On paper, it sounds simple. In real life, it is usually a pattern.
This runner trains like a moving animal but works like an office statue. That contrast matters because the soleus is not a show muscle. It is a quiet endurance worker. It wants steady ankle motion, clean loading, and calm control. Desk posture gives it stiffness, compression, and a nervous system that stays slightly on guard.
What I saw was not only a tight soleus. The whole structure had a bias.
Head forward posture. Scoliosis type pattern. Right shoulder lower and right hip higher. Quadratus lumborum tension. Rectus femoris tightness. Medial hamstrings tight. Tibialis anterior tight. And a left leg that had quietly learned to overcompensate.
This is how the right calf ends up doing unpaid overtime.
When one hip sits higher and the trunk subtly rotates to keep the eyes level, the body still has to run forward. It solves the problem by shifting load somewhere else. Often that somewhere else is the ankle and calf complex.
In this kind of pattern, the foot and ankle stiffen to create stability that the pelvis is not providing cleanly. The tibialis anterior tightens to control the shin, especially in office runners with stiff ankles and modern shoes. Then the soleus takes on the role of braking and control every step. It is brilliant at that, until it reaches its threshold.
That is why the pain comes and goes. It is not random. It is capacity. Some days the system can absorb the asymmetry.
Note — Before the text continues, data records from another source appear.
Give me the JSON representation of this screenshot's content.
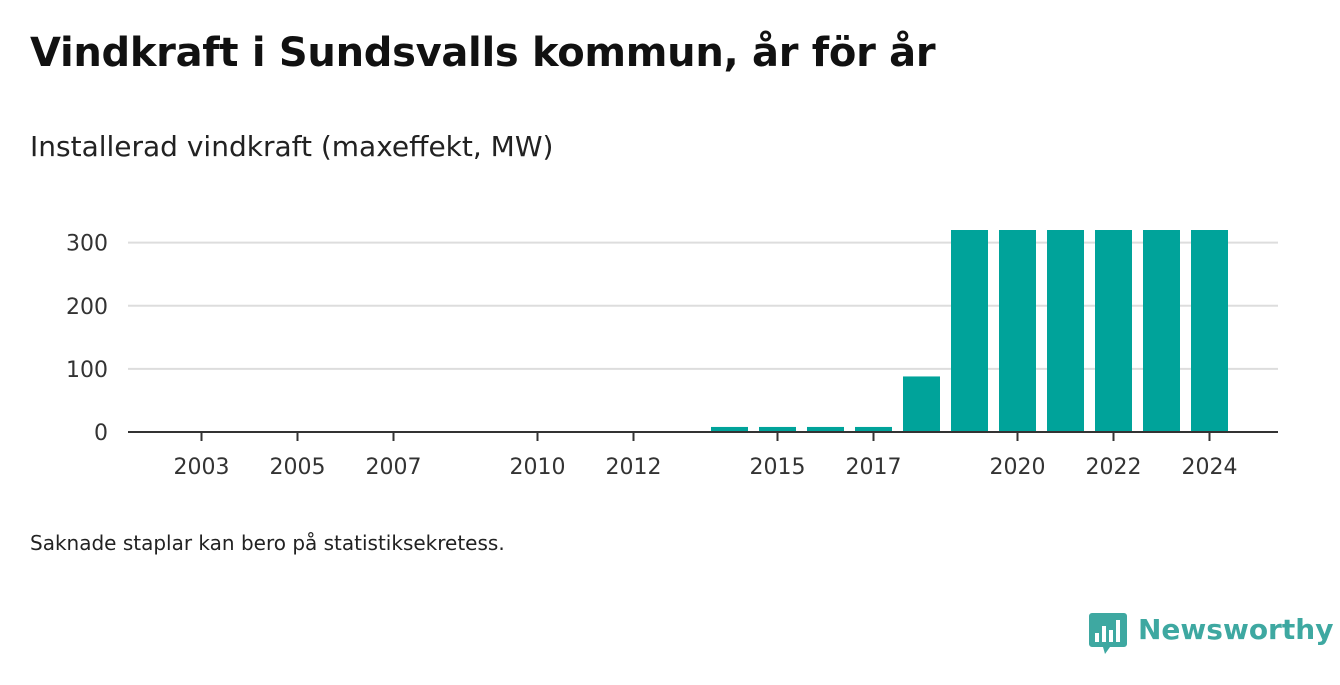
{
  "header": {
    "title": "Vindkraft i Sundsvalls kommun, år för år",
    "subtitle": "Installerad vindkraft (maxeffekt, MW)"
  },
  "footer": {
    "note": "Saknade staplar kan bero på statistiksekretess.",
    "brand_name": "Newsworthy"
  },
  "colors": {
    "bar": "#00a39a",
    "grid": "#dddddd",
    "axis": "#333333",
    "brand": "#3ea8a1"
  },
  "chart_data": {
    "type": "bar",
    "title": "Vindkraft i Sundsvalls kommun, år för år",
    "subtitle": "Installerad vindkraft (maxeffekt, MW)",
    "xlabel": "",
    "ylabel": "",
    "x": [
      2002,
      2003,
      2004,
      2005,
      2006,
      2007,
      2008,
      2009,
      2010,
      2011,
      2012,
      2013,
      2014,
      2015,
      2016,
      2017,
      2018,
      2019,
      2020,
      2021,
      2022,
      2023,
      2024
    ],
    "values": [
      null,
      null,
      null,
      null,
      null,
      null,
      null,
      null,
      null,
      null,
      null,
      null,
      8,
      8,
      8,
      8,
      88,
      320,
      320,
      320,
      320,
      320,
      320
    ],
    "x_ticks": [
      2003,
      2005,
      2007,
      2010,
      2012,
      2015,
      2017,
      2020,
      2022,
      2024
    ],
    "y_ticks": [
      0,
      100,
      200,
      300
    ],
    "ylim": [
      0,
      320
    ],
    "grid": true,
    "legend": "none"
  }
}
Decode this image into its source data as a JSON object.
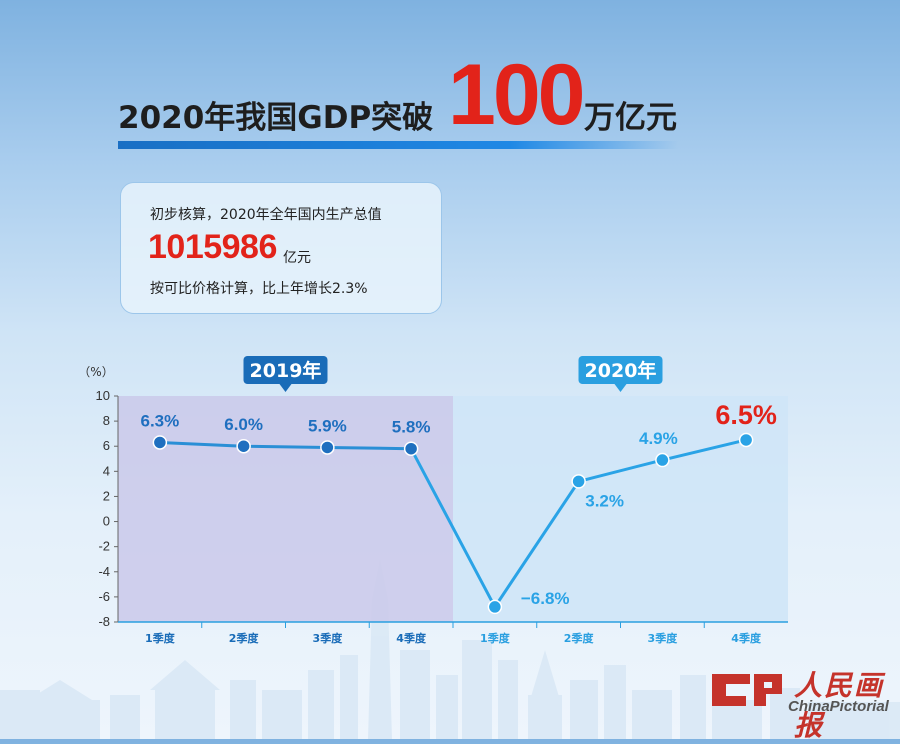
{
  "title": {
    "prefix": "2020年我国GDP突破",
    "number": "100",
    "suffix": "万亿元"
  },
  "info": {
    "line1": "初步核算，2020年全年国内生产总值",
    "value": "1015986",
    "unit": "亿元",
    "line3": "按可比价格计算，比上年增长2.3%"
  },
  "colors": {
    "accent_red": "#e2231a",
    "dark_blue": "#1a6cb8",
    "light_blue": "#2a9fe0",
    "panel_2019": "#cac9ea",
    "panel_2020": "#cfe6f7"
  },
  "logo": {
    "name_cn": "人民画报",
    "name_en": "ChinaPictorial",
    "icon": "china-pictorial-logo-icon"
  },
  "chart_data": {
    "type": "line",
    "ylabel": "（%）",
    "ylim": [
      -8,
      10
    ],
    "yticks": [
      "10",
      "8",
      "6",
      "4",
      "2",
      "0",
      "-2",
      "-4",
      "-6",
      "-8"
    ],
    "groups": [
      {
        "name": "2019年",
        "categories": [
          "1季度",
          "2季度",
          "3季度",
          "4季度"
        ]
      },
      {
        "name": "2020年",
        "categories": [
          "1季度",
          "2季度",
          "3季度",
          "4季度"
        ]
      }
    ],
    "categories": [
      "1季度",
      "2季度",
      "3季度",
      "4季度",
      "1季度",
      "2季度",
      "3季度",
      "4季度"
    ],
    "values": [
      6.3,
      6.0,
      5.9,
      5.8,
      -6.8,
      3.2,
      4.9,
      6.5
    ],
    "labels": [
      "6.3%",
      "6.0%",
      "5.9%",
      "5.8%",
      "−6.8%",
      "3.2%",
      "4.9%",
      "6.5%"
    ]
  }
}
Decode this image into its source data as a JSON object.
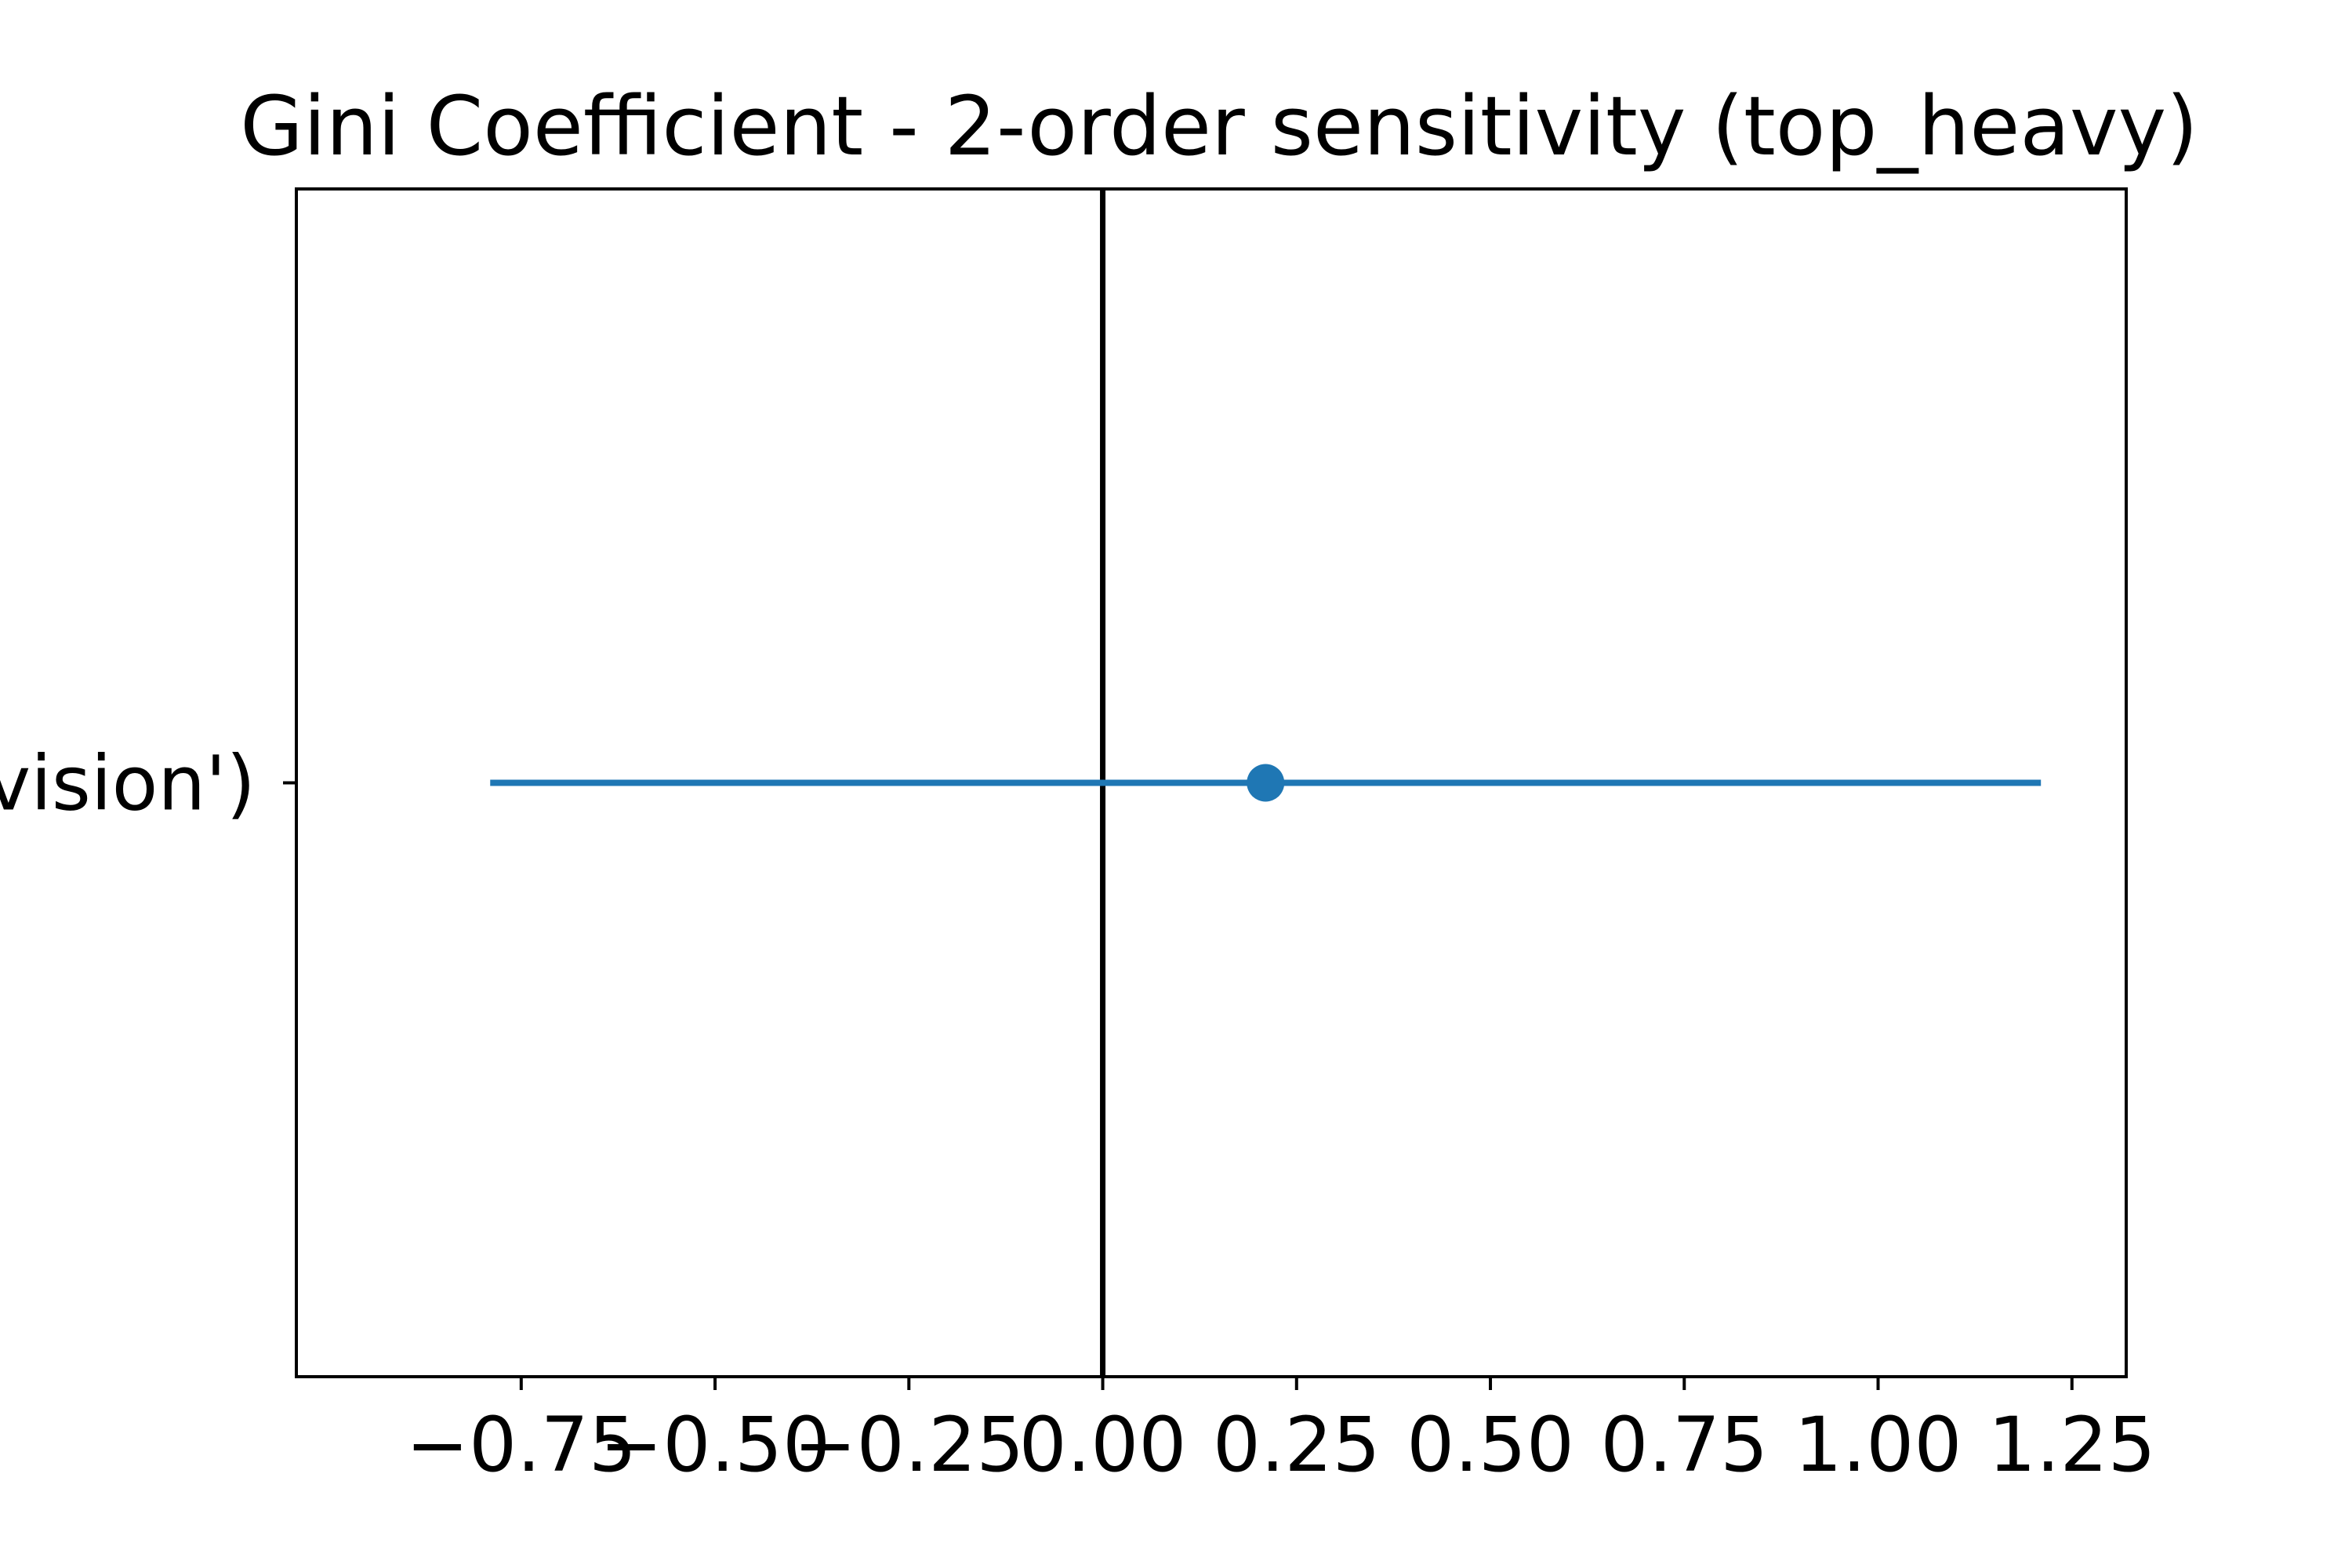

Some days it cannot.
What matters is not only what hurts, but what the painful tissue is compensating for.
In JANMI work, touch is not punishment and it is not a fight. It is investigation. I treat the sore soleus, yes, but I also look for why it feels it must stay contracted. We soften guarding, restore options, and reintroduce cleaner loading through the entire chain so the soleus can return to being what it was designed to be: steady, quiet, reliable.
If you are a runner with a stubborn calf, do not only ask what you did to your calf. Ask what your calf is doing for the rest of you.
Disclaimer: This journal entry is educational and reflective, not a diagnosis or a personalised treatment plan. If calf pain is persistent, worsening, or associated with swelling, redness, heat, sudden sharp onset, or breathlessness, seek prompt assessment from an appropriate clinician.